The project also generated a comprehensive human dataset combining prospective placental MRI, quantitative diffusion analysis, and post delivery histopathology. This dataset spans both healthy and growth restricted pregnancies and provides a robust basis for future validation of the simulation based imaging framework.
Together, these achievements demonstrate the feasibility of integrating micro CT derived vascular reconstructions, haemodynamic modelling, quantitative MRI, and invasive physiological measurements into a unified platform. The work completed during the project establishes the anatomical, computational, and experimental foundations required to advance in silico placental imaging and supports future efforts to improve early detection and understanding of fetal growth restriction.
The project delivered several advances that push the boundaries of current placental research by integrating high resolution imaging, computational haemodynamics, quantitative MRI, and experimental physiology into a unified framework. These results go beyond the state of the art in both methodology and scientific insight.

1. First integrated pipeline linking micro CT vascular reconstructions with haemodynamic modelling.
The project developed a complete workflow for reconstructing human placental vascular networks from micro CT data and modelling blood flow, pressure, and hematocrit across the entire tree. This represents a major step forward compared with existing models, which typically rely on simplified geometries or steady state assumptions. The ability to simulate spatially heterogeneous haemodynamics across anatomically realistic networks opens new avenues for understanding how structural abnormalities contribute to fetal growth restriction.

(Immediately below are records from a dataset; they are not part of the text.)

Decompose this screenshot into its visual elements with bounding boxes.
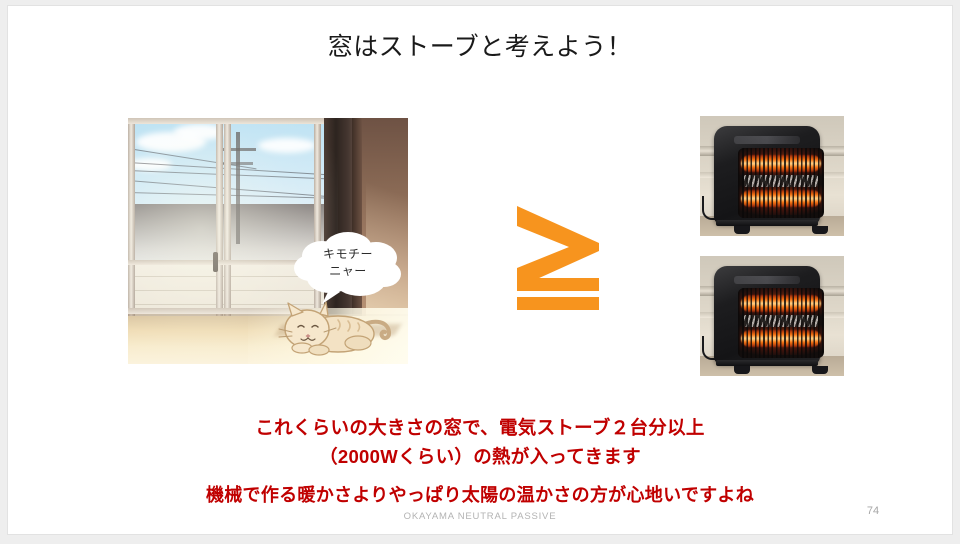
window-latch: [213, 252, 218, 272]
heater-body: [714, 266, 820, 364]
speech-bubble-text: キモチー ニャー: [288, 246, 408, 280]
heater-control-panel: [734, 136, 800, 144]
heater-base: [716, 220, 818, 226]
heater-foot: [734, 366, 750, 374]
footer-brand: OKAYAMA NEUTRAL PASSIVE: [8, 511, 952, 522]
caption-line-1: これくらいの大きさの窓で、電気ストーブ２台分以上: [8, 414, 952, 440]
heater-safety-grill: [738, 288, 824, 358]
heater-safety-grill: [738, 148, 824, 218]
heater-foot: [734, 226, 750, 234]
page-number: 74: [853, 505, 893, 517]
heater-body: [714, 126, 820, 224]
electric-heater-photo-1: [700, 116, 844, 236]
window-room-photo: キモチー ニャー: [128, 118, 408, 364]
cloud-shape: [258, 138, 316, 153]
greater-than-or-equal-icon: [513, 198, 603, 316]
cat-speech-bubble: キモチー ニャー: [288, 230, 408, 308]
heater-foot: [812, 226, 828, 234]
speech-line-1: キモチー: [288, 246, 408, 263]
heater-grill-window: [738, 288, 824, 358]
window-frame-horizontal: [128, 118, 324, 124]
heater-base: [716, 360, 818, 366]
heater-foot: [812, 366, 828, 374]
electric-heater-photo-2: [700, 256, 844, 376]
slide-sheet: 窓はストーブと考えよう！: [8, 6, 952, 534]
caption-line-3: 機械で作る暖かさよりやっぱり太陽の温かさの方が心地いですよね: [8, 481, 952, 507]
speech-line-2: ニャー: [288, 263, 408, 280]
heater-control-panel: [734, 276, 800, 284]
screenshot-stage: 窓はストーブと考えよう！: [0, 0, 960, 544]
heater-grill-window: [738, 148, 824, 218]
caption-line-2: （2000Wくらい）の熱が入ってきます: [8, 443, 952, 469]
page-title: 窓はストーブと考えよう！: [8, 27, 952, 63]
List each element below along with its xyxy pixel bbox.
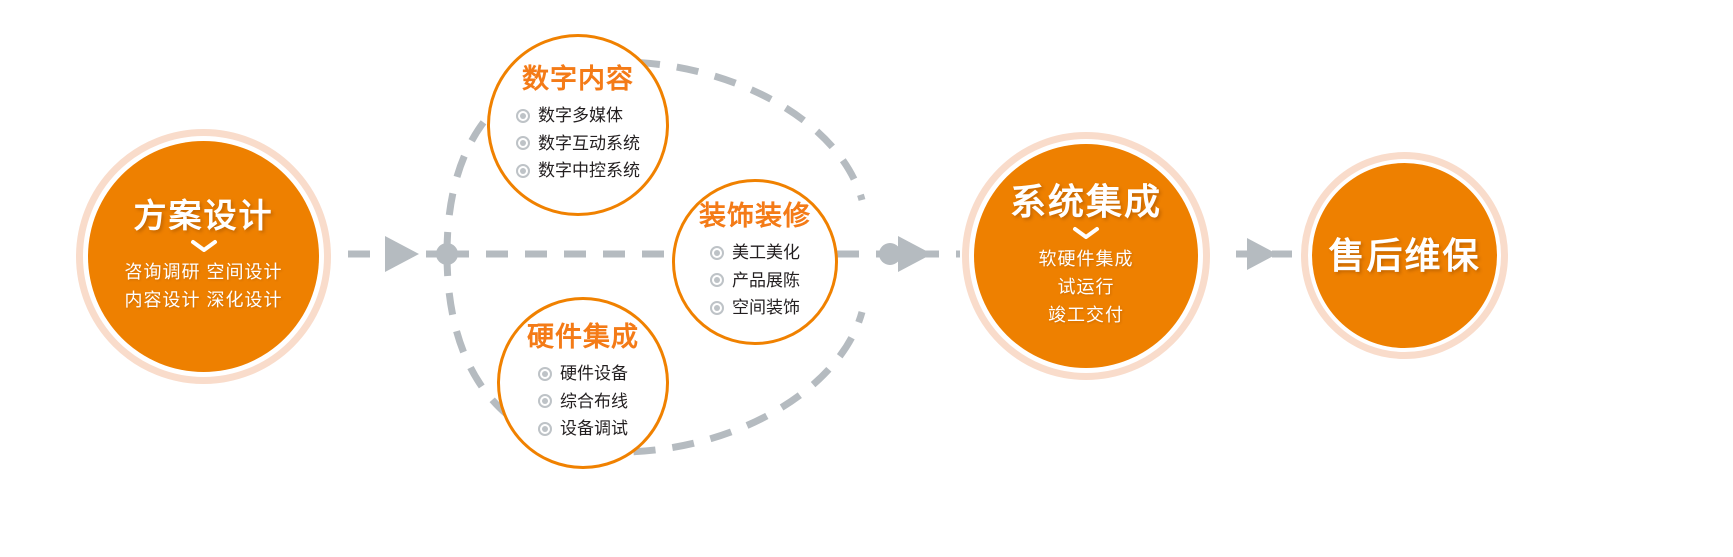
radio-bullet-icon (710, 246, 724, 260)
radio-bullet-icon (516, 164, 530, 178)
chevron-down-icon (189, 239, 219, 253)
stage-system-integration-line-3: 竣工交付 (1048, 302, 1124, 330)
stage-plan-design[interactable]: 方案设计 咨询调研 空间设计 内容设计 深化设计 (88, 141, 319, 372)
bubble-digital-content-title: 数字内容 (522, 65, 634, 95)
chevron-down-icon (1071, 226, 1101, 240)
list-item: 产品展陈 (710, 267, 800, 295)
list-item: 设备调试 (538, 415, 628, 443)
bubble-decoration-title: 装饰装修 (699, 202, 811, 232)
radio-bullet-icon (538, 422, 552, 436)
radio-bullet-icon (538, 394, 552, 408)
bubble-decoration[interactable]: 装饰装修 美工美化 产品展陈 空间装饰 (672, 179, 838, 345)
radio-bullet-icon (516, 136, 530, 150)
list-item: 数字互动系统 (516, 130, 640, 158)
bubble-hardware-integration[interactable]: 硬件集成 硬件设备 综合布线 设备调试 (497, 297, 669, 469)
list-item-label: 硬件设备 (560, 360, 628, 388)
arrow-right-icon-1 (385, 236, 419, 272)
junction-node-right (879, 243, 901, 265)
radio-bullet-icon (710, 301, 724, 315)
bubble-digital-content[interactable]: 数字内容 数字多媒体 数字互动系统 数字中控系统 (487, 34, 669, 216)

2. Novel quantitative MRI framework for human placental imaging
A full diffusion MRI processing pipeline was established for both prospective and retrospective datasets, enabling systematic extraction of microstructural parameters such as mean diffusivity, fractional anisotropy, and pseudo diffusion coefficients. This provides a robust foundation for future synthetic MRI simulations and for linking MRI derived biomarkers to underlying vascular structure and function.

3. Gold standard physiological measurements in a large animal model
The project successfully obtained invasive maternal–fetal oxygenation and hematocrit measurements in a validated sheep model of fetal growth restriction. These data are rarely available and provide essential ground truth for validating computational predictions of oxygen transport. This dataset significantly strengthens the translational relevance of the modelling framework.

4. New automatic segmentation framework for sheep placentomes
The development of an automatic, reproducible segmentation tool for placentomes in sheep MRI represents a methodological innovation. It addresses a major gap in large animal placental imaging, where manual segmentation is time consuming and prone to observer variability. This tool enhances scalability and supports future comparative studies between animal and human placental physiology.